Growing up I remember being inundated with brand advertising. Ads were everywhere; commercials on the shows I watched, on the websites I frequented, etc., but I always felt there was a disconnect. In my mind, the ads I was seeing from the brands I recognized weren’t for me. The images and themes didn’t resonate with my life experience. That all changed during the 2014 Super Bowl. I can’t tell you much about the game, or even remember who won, but I do remember the ad. Coca-Cola ran an ad that represented me and my community by including an LGBTQ family in their commercial. Seeing a brand I recognize, recognize me was something I’d never seen before – in that moment Coca-Cola made a meaningful connection with me.

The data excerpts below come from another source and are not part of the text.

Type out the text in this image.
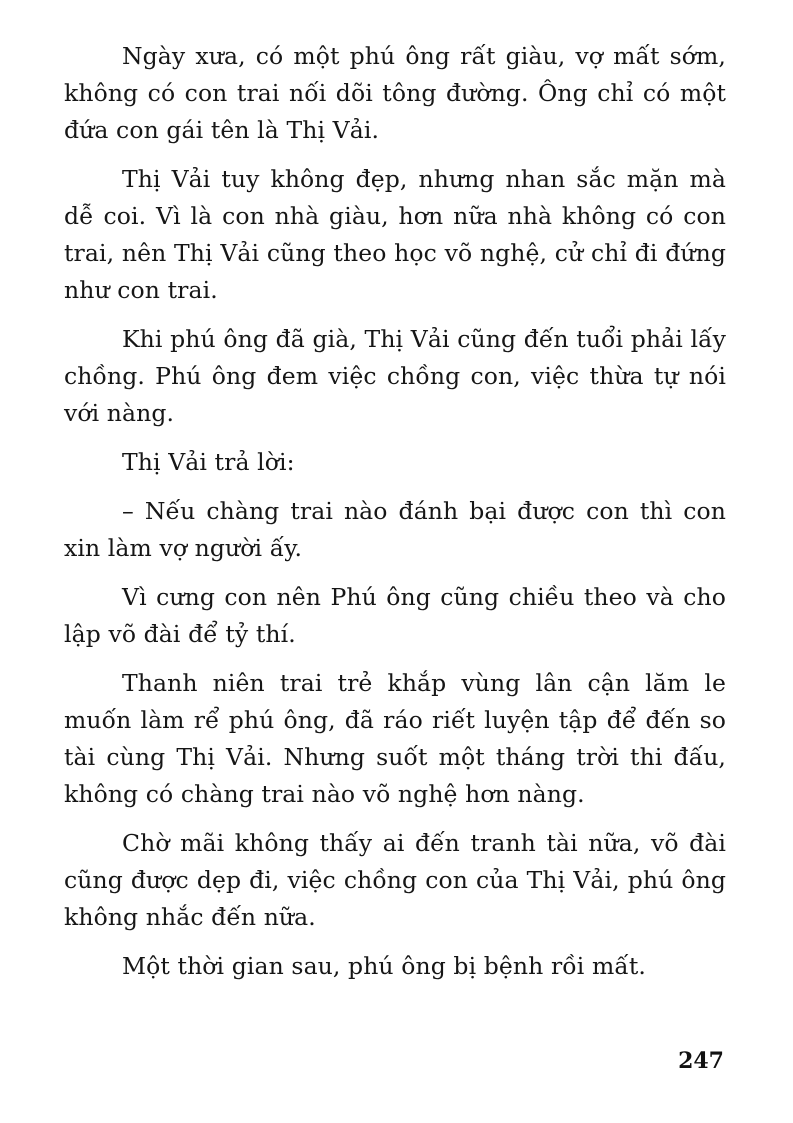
Ngày xưa, có một phú ông rất giàu, vợ mất sớm, không có con trai nối dõi tông đường. Ông chỉ có một đứa con gái tên là Thị Vải.

Thị Vải tuy không đẹp, nhưng nhan sắc mặn mà dễ coi. Vì là con nhà giàu, hơn nữa nhà không có con trai, nên Thị Vải cũng theo học võ nghệ, cử chỉ đi đứng như con trai.

Khi phú ông đã già, Thị Vải cũng đến tuổi phải lấy chồng. Phú ông đem việc chồng con, việc thừa tự nói với nàng.

Thị Vải trả lời:

– Nếu chàng trai nào đánh bại được con thì con xin làm vợ người ấy.

Vì cưng con nên Phú ông cũng chiều theo và cho lập võ đài để tỷ thí.

Thanh niên trai trẻ khắp vùng lân cận lăm le muốn làm rể phú ông, đã ráo riết luyện tập để đến so tài cùng Thị Vải. Nhưng suốt một tháng trời thi đấu, không có chàng trai nào võ nghệ hơn nàng.

Chờ mãi không thấy ai đến tranh tài nữa, võ đài cũng được dẹp đi, việc chồng con của Thị Vải, phú ông không nhắc đến nữa.

Một thời gian sau, phú ông bị bệnh rồi mất.

247
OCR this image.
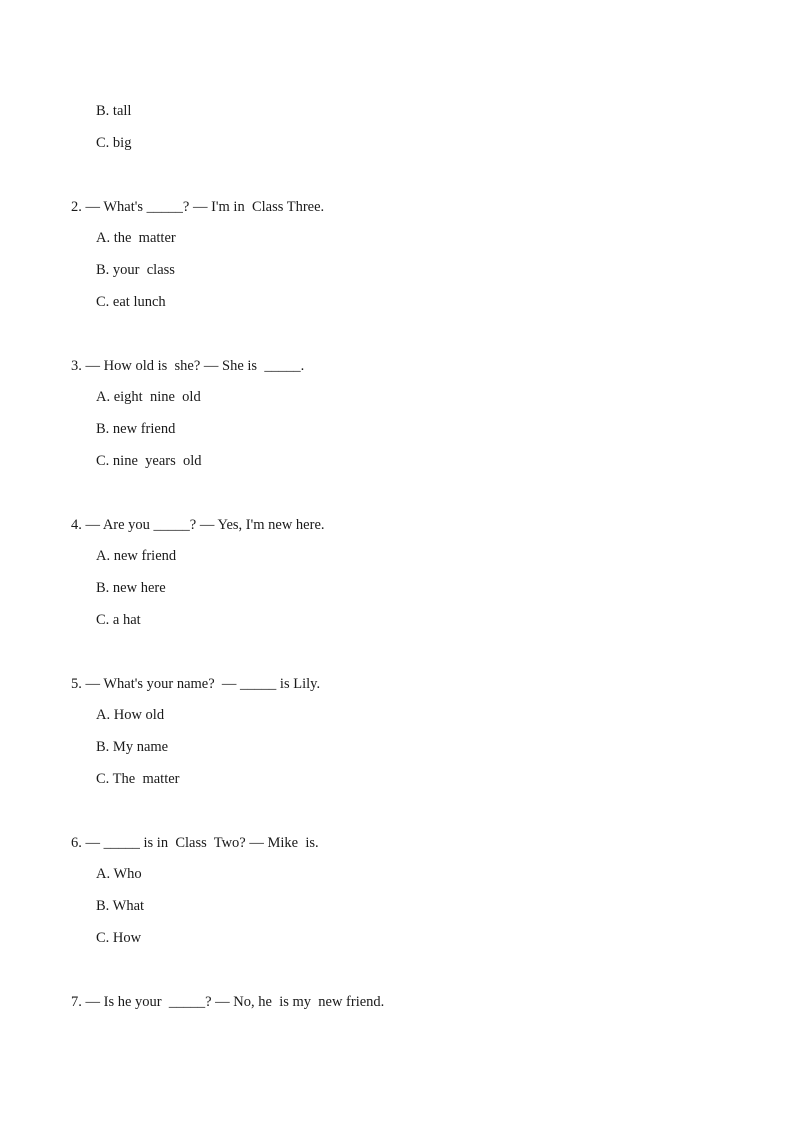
B. tall
C. big
2. — What's _____? — I'm in  Class Three.
A. the  matter
B. your  class
C. eat lunch
3. — How old is  she? — She is  _____.
A. eight  nine  old
B. new friend
C. nine  years  old
4. — Are you _____? — Yes, I'm new here.
A. new friend
B. new here
C. a hat
5. — What's your name?  — _____ is Lily.
A. How old
B. My name
C. The  matter
6. — _____ is in  Class  Two? — Mike  is.
A. Who
B. What
C. How
7. — Is he your  _____? — No, he  is my  new friend.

Since then, I’m happy to say that I could go on and on with examples of brands that have made a meaningful connection with me by representing the LGBTQ community. One example happened very recently on my way home from work. I was riding the subway, or the T as we say in Boston, and there was an advertisement for the Tourism Board of St. Petersburg Clearwater, FL. The ad was of two men laughing at a bar with some copy at the bottom, and a call to action to visit a link that said “To learn more visit www.visitstpeteclearwater.com/LGBT”. I instantly looked it up. The website was awesome, and everything I want from a brand in order to continue that meaningful connection. So much so, that weekend when I was with my friends we started talking about it and we all went to the website together. Twenty minutes later we were all having a glass of wine and talking about a trip to St. Petersburg Clearwater. We all felt that connection because they were making us and our community a part of their brand and their message.
Being gay is not the only thing that defines me, nor is it the only way to represent me in advertising, and of course there are other ways a brand can create a connection with me. Using LGBTQ causes and story lines in a brand’s advertising and marketing comes with a risk, albeit less of a risk than in years past, that it will upset the other customers who don’t agree. That risk is a main reason why doing so helps solidify such a meaningful connection with me. I’m very aware of brands that represent and support my community, and in turn I support their brand and start to build a truly meaningful connection with them.
Diversity is important. The world isn’t only made up of Caucasian, heterosexual families/individuals, smiling behind a white picket fence. Brands that not only understand this but incorporate the scenarios and experiences of our diverse country (and global society) into their advertising will likely create more meaningful, lasting connections with consumers.